Publicação: 09/09/2017 03:00

Ao criticar a corrupção no Brasil, ontem em palestra no Wilson Center, em Washington (EUA), o ministro do Supremo Tribunal Federal (STF) Luís Roberto Barroso fez uma oportuna ressalva. “Não podemos demonizar a política”, disse ele, “nem politizar o crime”. A política é a base da democracia — fora dela não há salvação; há o silêncio forçado das ditaduras. E o crime não pode ser blindado pela ideologia nem por partidos — qualquer que seja a ideologia, quaisquer que sejam os partidos.
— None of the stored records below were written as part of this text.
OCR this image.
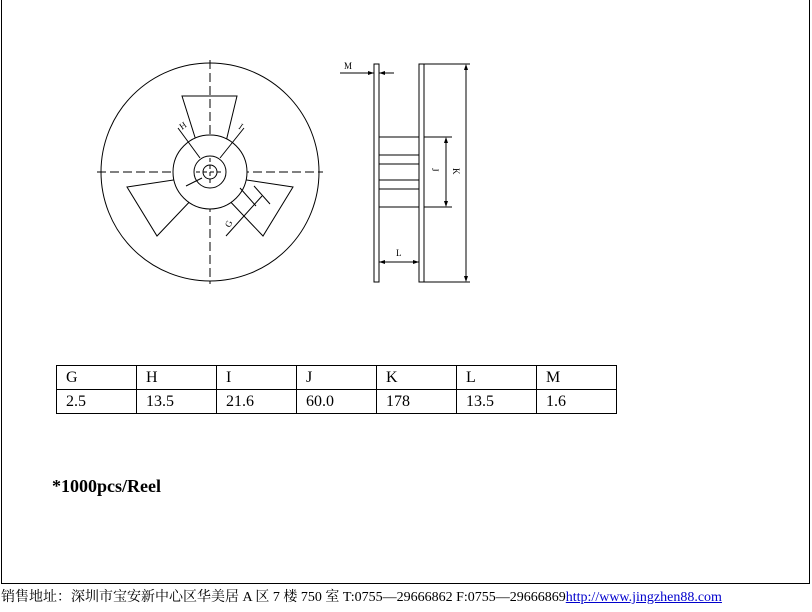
H	I
G
M
J K
L
G	H	I	J	K	L	M
2.5	13.5	21.6	60.0	178	13.5	1.6
*1000pcs/Reel
销售地址：深圳市宝安新中心区华美居 A 区 7 楼 750 室 T:0755—29666862 F:0755—29666869http://www.jingzhen88.com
No clima de radicalização em que estamos vivendo nos últimos três anos, a paixão de uns e outros tem enveredado pelo caminho de considerar a política como algo intrinsecamente nocivo e as legendas partidárias (consequentemente, também seus integrantes) como feras famintas em volta do butim. Esse tipo de raciocínio acaba levando à imobilidade, em vez de nos impulsionar rumo ao que todos desejamos: a transformação da realidade.
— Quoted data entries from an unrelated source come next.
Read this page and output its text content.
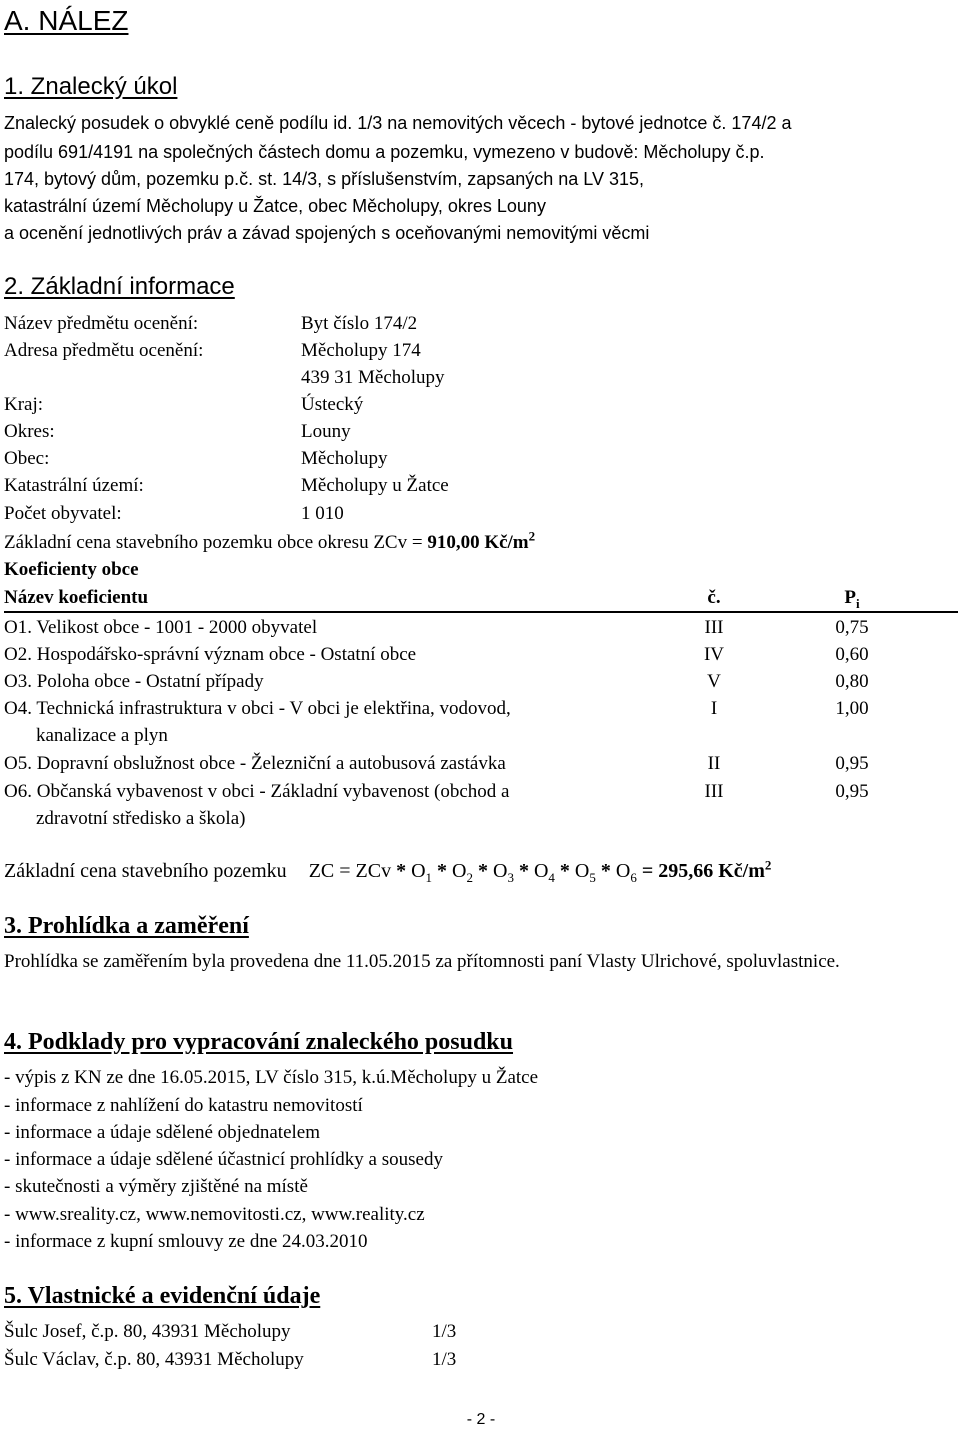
A. NÁLEZ
1. Znalecký úkol
Znalecký posudek o obvyklé ceně podílu id. 1/3 na nemovitých věcech - bytové jednotce č. 174/2 a
podílu 691/4191 na společných částech domu a pozemku, vymezeno v budově: Měcholupy č.p.
174, bytový dům, pozemku p.č. st. 14/3, s příslušenstvím, zapsaných na LV 315,
katastrální území Měcholupy u Žatce, obec Měcholupy, okres Louny
a ocenění jednotlivých práv a závad spojených s oceňovanými nemovitými věcmi
2. Základní informace
Název předmětu ocenění:	Byt číslo 174/2
Adresa předmětu ocenění:	Měcholupy 174
439 31 Měcholupy
Kraj:	Ústecký
Okres:	Louny
Obec:	Měcholupy
Katastrální území:	Měcholupy u Žatce
Počet obyvatel:	1 010
Základní cena stavebního pozemku obce okresu ZCv = 910,00 $Kč/m^2$
Koeficienty obce
Název koeficientu	č.	$P_i$
O1. Velikost obce - 1001 - 2000 obyvatel	III	0,75
O2. Hospodářsko-správní význam obce - Ostatní obce	IV	0,60
O3. Poloha obce - Ostatní případy	V	0,80
O4. Technická infrastruktura v obci - V obci je elektřina, vodovod,	I	1,00
kanalizace a plyn
O5. Dopravní obslužnost obce - Železniční a autobusová zastávka	II	0,95
O6. Občanská vybavenost v obci - Základní vybavenost (obchod a	III	0,95
zdravotní středisko a škola)
Základní cena stavebního pozemku ZC = ZCv * $O_1 * O_2 * O_3 * O_4 * O_5 * O_6 = 295,66$ $Kč/m^2$
3. Prohlídka a zaměření
Prohlídka se zaměřením byla provedena dne 11.05.2015 za přítomnosti paní Vlasty Ulrichové, spoluvlastnice.
4. Podklady pro vypracování znaleckého posudku
- výpis z KN ze dne 16.05.2015, LV číslo 315, k.ú.Měcholupy u Žatce
- informace z nahlížení do katastru nemovitostí
- informace a údaje sdělené objednatelem
- informace a údaje sdělené účastnicí prohlídky a sousedy
- skutečnosti a výměry zjištěné na místě
- www.sreality.cz, www.nemovitosti.cz, www.reality.cz
- informace z kupní smlouvy ze dne 24.03.2010
5. Vlastnické a evidenční údaje
Šulc Josef, č.p. 80, 43931 Měcholupy	1/3
Šulc Václav, č.p. 80, 43931 Měcholupy	1/3
- 2 -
Sem citar nomes, o ministro Barroso deu exemplos de modificações positivas implantadas no país por intermédio da política. “Há 40 anos, discutíamos na escola de Direito como combater a tortura durante o regime militar. Hoje discutimos como combater a corrupção e elevar as práticas públicas”, afirmou ele, acrescentando que nesse período o Brasil viveu 30 anos com estabilidade institucional e monetária, inflação sob controle e com medidas que levaram mais de 30 milhões de brasileiros a sair da pobreza. “É muito encorajador que, em uma geração, derrotamos a ditadura, temos democracia e inflação baixa”, enumerou o ministro.
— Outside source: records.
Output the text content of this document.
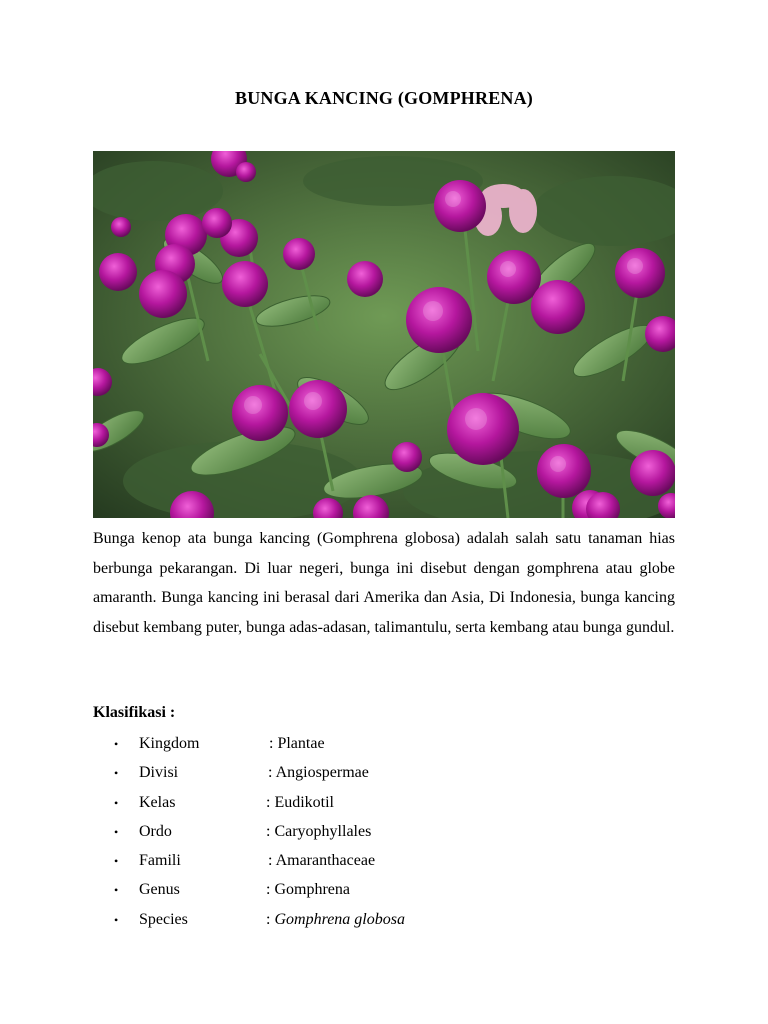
BUNGA KANCING (GOMPHRENA)

Bunga kenop ata bunga kancing (Gomphrena globosa) adalah salah satu tanaman hias berbunga pekarangan. Di luar negeri, bunga ini disebut dengan gomphrena atau globe amaranth. Bunga kancing ini berasal dari Amerika dan Asia, Di Indonesia, bunga kancing disebut kembang puter, bunga adas-adasan, talimantulu, serta kembang atau bunga gundul.

Klasifikasi :
• Kingdom	: Plantae
• Divisi	: Angiospermae
• Kelas	: Eudikotil
• Ordo	: Caryophyllales
• Famili	: Amaranthaceae
• Genus	: Gomphrena
• Species	: Gomphrena globosa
Defender essa tese — contrária à demonização da política, favorável à boa política — não significa, nem de longe, qualquer leniência com a corrupção. Nesse item, a tolerância deve ser zero. Com o detalhe de que assim seja não só em relação à política, mas a todas as outras áreas e também entre nós, como cidadãos. Se desejamos combater a corrupção, precisamos empreender o combate onde quer que ela se apresente.

“É difícil combater o pacto oligárquico entre políticos, empresários e burocratas”, afirmou o ministro Barroso em sua palestra. Segundo ele, o sistema penal costuma ter uma perversa seletividade: pune os pobres, perdoa os poderosos. Esse quadro está mudando — e, percebam, as mudanças estão ocorrendo dentro dos limites da democracia, cuja base é a política. “Uma foto do Brasil pode dar a impressão que o crime compensa, mas não é verdade”, destacou o ministro, referindo-se ao combate que tem sido empreendido contra a corrupção no país. A partir de tudo que vem acontecendo, ele disse estar “convencido que as coisas não serão mais as mesmas”. Partilhamos do otimismo dele. O país que em uma geração consegue superar uma ditadura, consolidar a democracia, controlar a inflação e tirar da pobreza 30 milhões de pessoas, é um país capaz de também vencer a corrupção. E isso pode ser feito sem demonizar a política e sem politizar o crime.